Structural basis for packaging the dimeric genome of Moloney murine leukaemia virus

Abstract

All retroviruses specifically package two copies of their genomes during virus assembly, a requirement for strand-transfer-mediated recombination during reverse transcription1,2. Genomic RNA exists in virions as dimers, and the overlap of RNA elements that promote dimerization and encapsidation suggests that these processes may be coupled3,4,5. Both processes are mediated by the nucleocapsid domain (NC) of the retroviral Gag polyprotein3. Here we show that dimerization-induced register shifts in base pairing within the Ψ-RNA packaging signal of Moloney murine leukaemia virus (MoMuLV) expose conserved UCUG elements that bind NC with high affinity (dissociation constant = 75 ± 12 nM).
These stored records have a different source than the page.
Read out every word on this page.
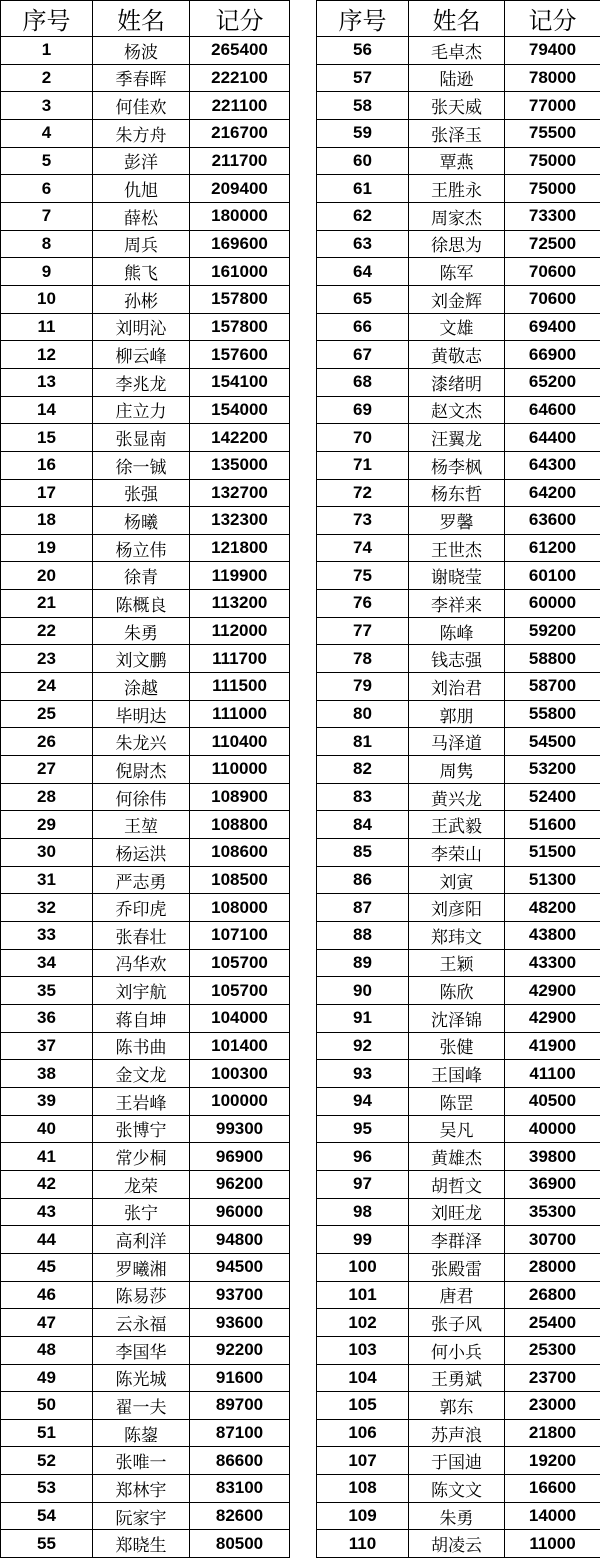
序号	姓名	记分
1	杨波	265400
2	季春晖	222100
3	何佳欢	221100
4	朱方舟	216700
5	彭洋	211700
6	仇旭	209400
7	薛松	180000
8	周兵	169600
9	熊飞	161000
10	孙彬	157800
11	刘明沁	157800
12	柳云峰	157600
13	李兆龙	154100
14	庄立力	154000
15	张显南	142200
16	徐一铖	135000
17	张强	132700
18	杨曦	132300
19	杨立伟	121800
20	徐青	119900
21	陈概良	113200
22	朱勇	112000
23	刘文鹏	111700
24	涂越	111500
25	毕明达	111000
26	朱龙兴	110400
27	倪尉杰	110000
28	何徐伟	108900
29	王堃	108800
30	杨运洪	108600
31	严志勇	108500
32	乔印虎	108000
33	张春壮	107100
34	冯华欢	105700
35	刘宇航	105700
36	蒋自坤	104000
37	陈书曲	101400
38	金文龙	100300
39	王岩峰	100000
40	张博宁	99300
41	常少桐	96900
42	龙荣	96200
43	张宁	96000
44	高利洋	94800
45	罗曦湘	94500
46	陈易莎	93700
47	云永福	93600
48	李国华	92200
49	陈光城	91600
50	翟一夫	89700
51	陈鋆	87100
52	张唯一	86600
53	郑林宇	83100
54	阮家宇	82600
55	郑晓生	80500
序号	姓名	记分
56	毛卓杰	79400
57	陆逊	78000
58	张天威	77000
59	张泽玉	75500
60	覃燕	75000
61	王胜永	75000
62	周家杰	73300
63	徐思为	72500
64	陈军	70600
65	刘金辉	70600
66	文雄	69400
67	黄敬志	66900
68	漆绪明	65200
69	赵文杰	64600
70	汪翼龙	64400
71	杨李枫	64300
72	杨东哲	64200
73	罗馨	63600
74	王世杰	61200
75	谢晓莹	60100
76	李祥来	60000
77	陈峰	59200
78	钱志强	58800
79	刘治君	58700
80	郭朋	55800
81	马泽道	54500
82	周隽	53200
83	黄兴龙	52400
84	王武毅	51600
85	李荣山	51500
86	刘寅	51300
87	刘彦阳	48200
88	郑玮文	43800
89	王颖	43300
90	陈欣	42900
91	沈泽锦	42900
92	张健	41900
93	王国峰	41100
94	陈罡	40500
95	吴凡	40000
96	黄雄杰	39800
97	胡哲文	36900
98	刘旺龙	35300
99	李群泽	30700
100	张殿雷	28000
101	唐君	26800
102	张子风	25400
103	何小兵	25300
104	王勇斌	23700
105	郭东	23000
106	苏声浪	21800
107	于国迪	19200
108	陈文文	16600
109	朱勇	14000
110	胡凌云	11000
These elements are base-paired and do not bind NC in the monomeric RNA. The structure of the NC complex with a 101-nucleotide ‘core encapsidation’ segment of the MoMuLV Ψ site6 reveals a network of interactions that promote sequence- and structure-specific binding by NC's single CCHC zinc knuckle. Our findings support a structural RNA switch mechanism for genome encapsidation, in which protein binding sites are sequestered by base pairing in the monomeric RNA and become exposed upon dimerization to promote packaging of a diploid genome.